Blogger João Barbosa said...

humm... e o que me diz do vanitas da Paula Rego?

23/1/08 10:08 da manhã  
Blogger AM said...

não volto a comer sardinhas... sem pensar nesta posta...

23/1/08 8:02 da tarde  
Blogger Belogue said...

Caro João Barbosa:
não digo nada. é uma vanitas com os elementos tradicionais e com aquele humos negro da Paula Rego. Mas as Vanitas já são por si simbólicas, não necessitam dessa muleta da ironia.

Caro AM:
a capa da Sábado desta semana fala sobre os alimentos certos em cada idade.
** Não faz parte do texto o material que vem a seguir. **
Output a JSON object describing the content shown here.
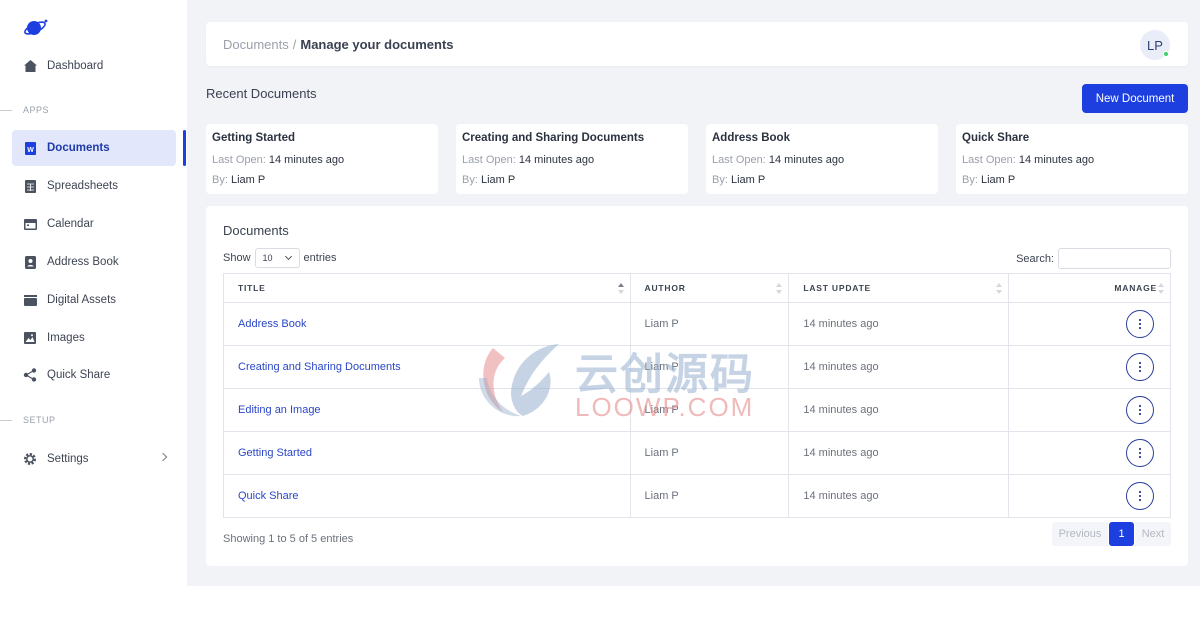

A sardinha é boa aos trinta. mas se é um peixe gordo, não podemos antes comer salmão? pelo menos não temos de nos lembrar do post, não é?

24/1/08 3:21 da manhã  
Blogger AM said...

aos trinta e muitos continuo a pensar que o melhor (e enquanto posso) é comer de tudo... mas com moderação
e quem me tira a sardinha assada (na época "dela") tira-me quase tudo
o salmão é mais raro, mas no forno, embrulhado em papel de prata e com oregãos (?) marcha que é uma maravilha
por acaso (ou por estupidez...) já dediquei uma posta (ou duas) ao salmão
não tarda estamos a trocar receitas... mas não fique à espera que eu vá arranjar as lulas

24/1/08 2:15 da tarde  
Blogger Belogue said...

eu arranjo as lulas, não seja por isso. até gosto, confesso.